Please add your dartitis views, experiences, and cures! here:
SUBMISSION NOTICE: For security reasons, a number of restrictions have been put into place on this page. Submissions can now only consist of a single paragraph. Your submission must also pass the security word check and comments must not include web links. IF YOUR SUBMISSION DOES NOT MEET THIS CRITERIA THEN THE SUBMISSION WILL BE AUTOMATICALLY REFUSED.
Unfortunately, your website / home URL address link is now not allowed. This is due to an increase of inappropriate posts. The submission form and additional linking code as therefore been removed.
However, if you are experiencing problems with making a valid submission to this page and your submission meets the above criteria, please email your comments to me for inclusion. Sorry for any inconvenience this may cause however your views and stories are always welcome.
Dartitis- Your views, comments, cures and suggestions
January 15, 2015 - 11:13 AM chris
dont know if this will help anyone but have just had a fascinating conversation with an osteopath who is treating me for a seized lower back and the conversation naturally got onto darts as i have played for quite a few years and it really has bugered me up he seems to think that dartitis is more a muscle problem caused by repetition and over doing the arms and shoulder area kind of makes sense really if things dont work right cause of straining and over use the brain is trying to operate the same but with different restrictions hense you dont let go right my back and shoulders are doing the same thing i aim straight but end up veering violently to the left just a thought if any one wants a different view point
December 20, 2014 - 10:48 AM Adam Crawley
On the subject of dartitis I can help. Played darts for 30 years seen many cases.
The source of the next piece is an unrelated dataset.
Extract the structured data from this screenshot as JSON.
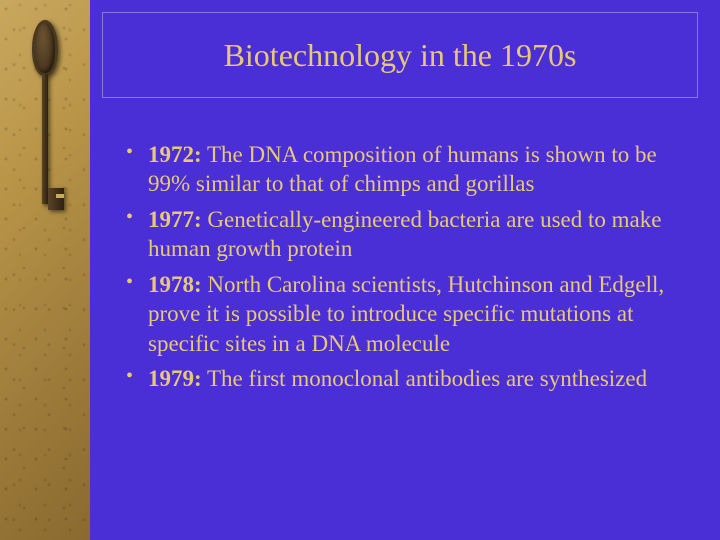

Studied NLP and learnt how the brain can be tricked into re-focusing on other things during the game and therefore elevating the issue of letting go of the dart. My advice is to see an NLP CONSULTANT who will sort this out.
November 13, 2014 - 12:38 PM John Mac
I've had it for over 10 years now. Don't think there is a sure fire way to get rid of it, i' ve tried a host of different things but the only thing that seems to work for me is to stop worrying about what others are thinking about what i am doing.
November 05, 2014 - 11:05 AM Glen Berry
Some years ago, our dart league brought in Paul Lim and Bob Sinnaeve for a demo. Once the "competition" aspect was over, a question and answer period followed. I asked Lim if he had ever suffered from Dartitis, and if so - how did he counter it? He admitted he at one time did suffer from it - and the only thing that brought him out of it was to throw in the confines of his own home, with the board illuminated by candle light only. For what it's worth.. Glen Berry
October 18, 2014 - 05:47 PM Robert Shearer
I have had the dreaded d for years now, I used to be a decent player until I joined a team and that's where it happened. I can let go off the dart but I jurk around and sometimes struggle to take it back. Any suggetions to help would be much appreciated
September 07, 2014 - 10:29 AM Graham
A few pints always does the trick!
June 25, 2014 - 01:42 PM Derry
Thought I'd share my thoughts/experience for what it is worth. Been suffering dartitis for the last 12 months. Like others I'm a decent player when I've not got it (no world beater but can often hold my own against the best in our area). It got to the stage where I would lock up completely and be unable to throw at all. As a grown man in a pub full of players, being on the oche almost in tears ain't good for the soul! Anyway, read a snippet on here (can't find it now which is odd) about changing your throw and what worked for me was simply shortening my pull back. So, instead of going all the way back, I only (seem) to come back about half way and the buggers go! Played last night and lost in 28 (not good - was still getting used to it) and 15, but in the 15 leg I was down to 45 and my opponent hit a magnificent 141 finish. So, not convinced I'm "cured" yet but things seem to have taken an upturn. Whoever posted the original tip about shortening your pull back, I owe several pints :)) Good luck everyone.
June 19, 2014 - 08:09 AM Don
What worked for me was pause a second and decide what needs to be hit before you approach the board so you aren't standing there thinking about it. As soon as you get up throw. Don't think about aiming let the rhythm flow. Keep doing that and after a while it will become natural.